Re: file-system-api: filename restrictions

2011-01-12 Thread Glenn Maynard
On Wed, Jan 12, 2011 at 6:37 PM, Charles Pritchard  wrote:
> Those very-short length limitations are really frustrating.

More so for other languages, too; 255 bytes of UTF-8 is only 85
codepoints of CJK--still a fairly long filename, but not unheard of.
But, it seems long enough for sandboxed access, as long as the
restriction can be lifted for non-sandboxed "mountpoint" access later
on.

> The  experiment has opened up some room
> for the idea of mount points. Perhaps, further exploration there would be
> helpful.

I think that just returns a FileList, as if the user had manually
selected each file in the directory, which is a fairly lightweight
feature.  A "mountpoint" interface would presumably return a
FileSystem object (among other details, like adding FileSystem to the
structured clone algorithm, and a way to request a FileSystemSync
object from a FileSystem object).

-- 
Glenn Maynard



Re: file-system-api: filename restrictions

2011-01-12 Thread Charles Pritchard

On 1/11/2011 2:33 PM, Eric Uhrhane wrote:

Actually, it's not just that Linux users now have to worry about
Windows rules; Windows users also have to worry about Linux rules, in
particular the path length limitation, which is 255 bytes on Linux but
255 UTF-16 code points on Windows.


WebKit is addressing the current issue in active releases (a 255 byte 
path length limit):

http://code.google.com/p/chromium/issues/detail?id=63574

Those very-short length limitations are really frustrating.

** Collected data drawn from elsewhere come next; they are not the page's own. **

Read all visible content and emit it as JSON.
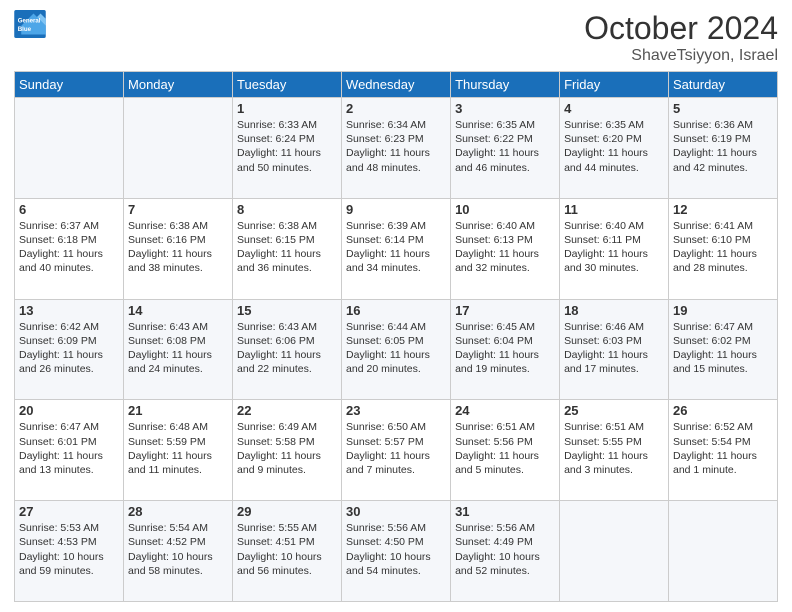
{
  "logo": {
    "text_general": "General",
    "text_blue": "Blue"
  },
  "header": {
    "month": "October 2024",
    "location": "ShaveTsiyyon, Israel"
  },
  "weekdays": [
    "Sunday",
    "Monday",
    "Tuesday",
    "Wednesday",
    "Thursday",
    "Friday",
    "Saturday"
  ],
  "weeks": [
    [
      {
        "day": "",
        "sunrise": "",
        "sunset": "",
        "daylight": ""
      },
      {
        "day": "",
        "sunrise": "",
        "sunset": "",
        "daylight": ""
      },
      {
        "day": "1",
        "sunrise": "Sunrise: 6:33 AM",
        "sunset": "Sunset: 6:24 PM",
        "daylight": "Daylight: 11 hours and 50 minutes."
      },
      {
        "day": "2",
        "sunrise": "Sunrise: 6:34 AM",
        "sunset": "Sunset: 6:23 PM",
        "daylight": "Daylight: 11 hours and 48 minutes."
      },
      {
        "day": "3",
        "sunrise": "Sunrise: 6:35 AM",
        "sunset": "Sunset: 6:22 PM",
        "daylight": "Daylight: 11 hours and 46 minutes."
      },
      {
        "day": "4",
        "sunrise": "Sunrise: 6:35 AM",
        "sunset": "Sunset: 6:20 PM",
        "daylight": "Daylight: 11 hours and 44 minutes."
      },
      {
        "day": "5",
        "sunrise": "Sunrise: 6:36 AM",
        "sunset": "Sunset: 6:19 PM",
        "daylight": "Daylight: 11 hours and 42 minutes."
      }
    ],
    [
      {
        "day": "6",
        "sunrise": "Sunrise: 6:37 AM",
        "sunset": "Sunset: 6:18 PM",
        "daylight": "Daylight: 11 hours and 40 minutes."
      },
      {
        "day": "7",
        "sunrise": "Sunrise: 6:38 AM",
        "sunset": "Sunset: 6:16 PM",
        "daylight": "Daylight: 11 hours and 38 minutes."
      },
      {
        "day": "8",
        "sunrise": "Sunrise: 6:38 AM",
        "sunset": "Sunset: 6:15 PM",
        "daylight": "Daylight: 11 hours and 36 minutes."
      },
      {
        "day": "9",
        "sunrise": "Sunrise: 6:39 AM",
        "sunset": "Sunset: 6:14 PM",
        "daylight": "Daylight: 11 hours and 34 minutes."
      },
      {
        "day": "10",
        "sunrise": "Sunrise: 6:40 AM",
        "sunset": "Sunset: 6:13 PM",
        "daylight": "Daylight: 11 hours and 32 minutes."
      },
      {
        "day": "11",
        "sunrise": "Sunrise: 6:40 AM",
        "sunset": "Sunset: 6:11 PM",
        "daylight": "Daylight: 11 hours and 30 minutes."
      },
      {
        "day": "12",
        "sunrise": "Sunrise: 6:41 AM",
        "sunset": "Sunset: 6:10 PM",
        "daylight": "Daylight: 11 hours and 28 minutes."
      }
    ],
    [
      {
        "day": "13",
        "sunrise": "Sunrise: 6:42 AM",
        "sunset": "Sunset: 6:09 PM",
        "daylight": "Daylight: 11 hours and 26 minutes."
      },
      {
        "day": "14",
        "sunrise": "Sunrise: 6:43 AM",
        "sunset": "Sunset: 6:08 PM",
        "daylight": "Daylight: 11 hours and 24 minutes."
      },
      {
        "day": "15",
        "sunrise": "Sunrise: 6:43 AM",
        "sunset": "Sunset: 6:06 PM",
        "daylight": "Daylight: 11 hours and 22 minutes."
      },
      {
        "day": "16",
        "sunrise": "Sunrise: 6:44 AM",
        "sunset": "Sunset: 6:05 PM",
        "daylight": "Daylight: 11 hours and 20 minutes."
      },
      {
        "day": "17",
        "sunrise": "Sunrise: 6:45 AM",
        "sunset": "Sunset: 6:04 PM",
        "daylight": "Daylight: 11 hours and 19 minutes."
      },
      {
        "day": "18",
        "sunrise": "Sunrise: 6:46 AM",
        "sunset": "Sunset: 6:03 PM",
        "daylight": "Daylight: 11 hours and 17 minutes."
      },
      {
        "day": "19",
        "sunrise": "Sunrise: 6:47 AM",
        "sunset": "Sunset: 6:02 PM",
        "daylight": "Daylight: 11 hours and 15 minutes."
      }
    ],
    [
      {
        "day": "20",
        "sunrise": "Sunrise: 6:47 AM",
        "sunset": "Sunset: 6:01 PM",
        "daylight": "Daylight: 11 hours and 13 minutes."
      },
      {
        "day": "21",
        "sunrise": "Sunrise: 6:48 AM",
        "sunset": "Sunset: 5:59 PM",
        "daylight": "Daylight: 11 hours and 11 minutes."
      },
      {
        "day": "22",
        "sunrise": "Sunrise: 6:49 AM",
        "sunset": "Sunset: 5:58 PM",
        "daylight": "Daylight: 11 hours and 9 minutes."
      },
      {
        "day": "23",
        "sunrise": "Sunrise: 6:50 AM",
        "sunset": "Sunset: 5:57 PM",
        "daylight": "Daylight: 11 hours and 7 minutes."
      },
      {
        "day": "24",
        "sunrise": "Sunrise: 6:51 AM",
        "sunset": "Sunset: 5:56 PM",
        "daylight": "Daylight: 11 hours and 5 minutes."
      },
      {
        "day": "25",
        "sunrise": "Sunrise: 6:51 AM",
        "sunset": "Sunset: 5:55 PM",
        "daylight": "Daylight: 11 hours and 3 minutes."
      },
      {
        "day": "26",
        "sunrise": "Sunrise: 6:52 AM",
        "sunset": "Sunset: 5:54 PM",
        "daylight": "Daylight: 11 hours and 1 minute."
      }
    ],
    [
      {
        "day": "27",
        "sunrise": "Sunrise: 5:53 AM",
        "sunset": "Sunset: 4:53 PM",
        "daylight": "Daylight: 10 hours and 59 minutes."
      },
      {
        "day": "28",
        "sunrise": "Sunrise: 5:54 AM",
        "sunset": "Sunset: 4:52 PM",
        "daylight": "Daylight: 10 hours and 58 minutes."
      },
      {
        "day": "29",
        "sunrise": "Sunrise: 5:55 AM",
        "sunset": "Sunset: 4:51 PM",
        "daylight": "Daylight: 10 hours and 56 minutes."
      },
      {
        "day": "30",
        "sunrise": "Sunrise: 5:56 AM",
        "sunset": "Sunset: 4:50 PM",
        "daylight": "Daylight: 10 hours and 54 minutes."
      },
      {
        "day": "31",
        "sunrise": "Sunrise: 5:56 AM",
        "sunset": "Sunset: 4:49 PM",
        "daylight": "Daylight: 10 hours and 52 minutes."
      },
      {
        "day": "",
        "sunrise": "",
        "sunset": "",
        "daylight": ""
      },
      {
        "day": "",
        "sunrise": "",
        "sunset": "",
        "daylight": ""
      }
    ]
  ]
}
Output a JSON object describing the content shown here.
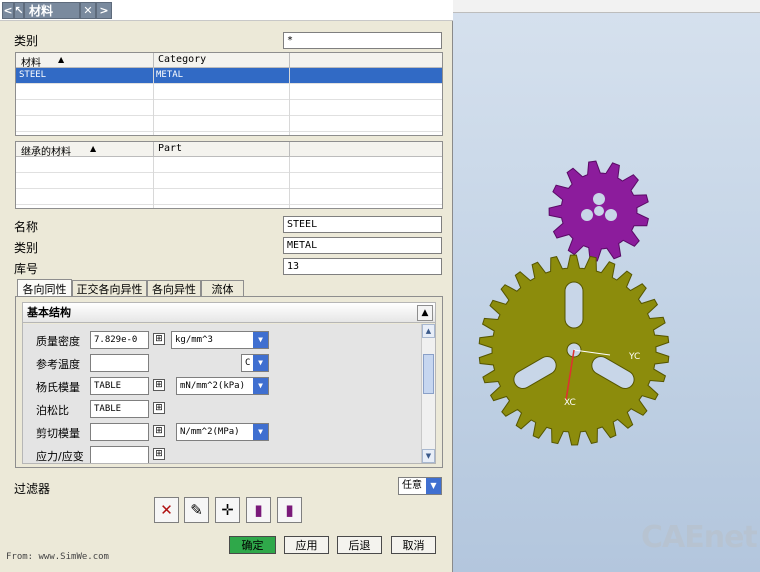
{
  "dialog": {
    "title": "材料",
    "nav_back": "<",
    "close": "✕",
    "nav_forward": ">"
  },
  "search": {
    "category_label": "类别",
    "category_filter": "*"
  },
  "materials_table": {
    "columns": [
      "材料",
      "Category"
    ],
    "rows": [
      {
        "name": "STEEL",
        "category": "METAL"
      }
    ]
  },
  "inherited_table": {
    "columns": [
      "继承的材料",
      "Part"
    ]
  },
  "properties": {
    "name_label": "名称",
    "name_value": "STEEL",
    "category_label": "类别",
    "category_value": "METAL",
    "library_label": "库号",
    "library_value": "13"
  },
  "tabs": [
    "各向同性",
    "正交各向异性",
    "各向异性",
    "流体"
  ],
  "section": {
    "title": "基本结构",
    "rows": [
      {
        "label": "质量密度",
        "value": "7.829e-0",
        "unit": "kg/mm^3"
      },
      {
        "label": "参考温度",
        "value": "",
        "unit": "C"
      },
      {
        "label": "杨氏模量",
        "value": "TABLE",
        "unit": "mN/mm^2(kPa)"
      },
      {
        "label": "泊松比",
        "value": "TABLE",
        "unit": ""
      },
      {
        "label": "剪切模量",
        "value": "",
        "unit": "N/mm^2(MPa)"
      },
      {
        "label": "应力/应变",
        "value": "",
        "unit": ""
      }
    ]
  },
  "filter": {
    "label": "过滤器",
    "value": "任意"
  },
  "buttons": {
    "ok": "确定",
    "apply": "应用",
    "back": "后退",
    "cancel": "取消"
  },
  "credit": "From: www.SimWe.com",
  "viewport": {
    "watermark": "CAEnet",
    "axis_xc": "XC",
    "axis_yc": "YC",
    "gear_large_color": "#8c8c0c",
    "gear_small_color": "#8c1c9c"
  }
}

It's also a pain for backing up files, eg. copying "moon rock?.jpg" to
"moon rock?.jpg~", and for "safe writes", writing to "moon
rock?.jpg.new" and then renaming the finished file over the original.


I'm looking into the encoding problems now, and will respond later.
In general we should be able to read any such file already, at the
very least by enumerating the directory to get the FileEntry, but
creating files with valid names may be tricky.

A lot of these use cases really would be better served by IndexedDB.
No issues with naming, no issues with file counts/inodes, performance, etc.

Blobs can be stashed nicely, and so forth.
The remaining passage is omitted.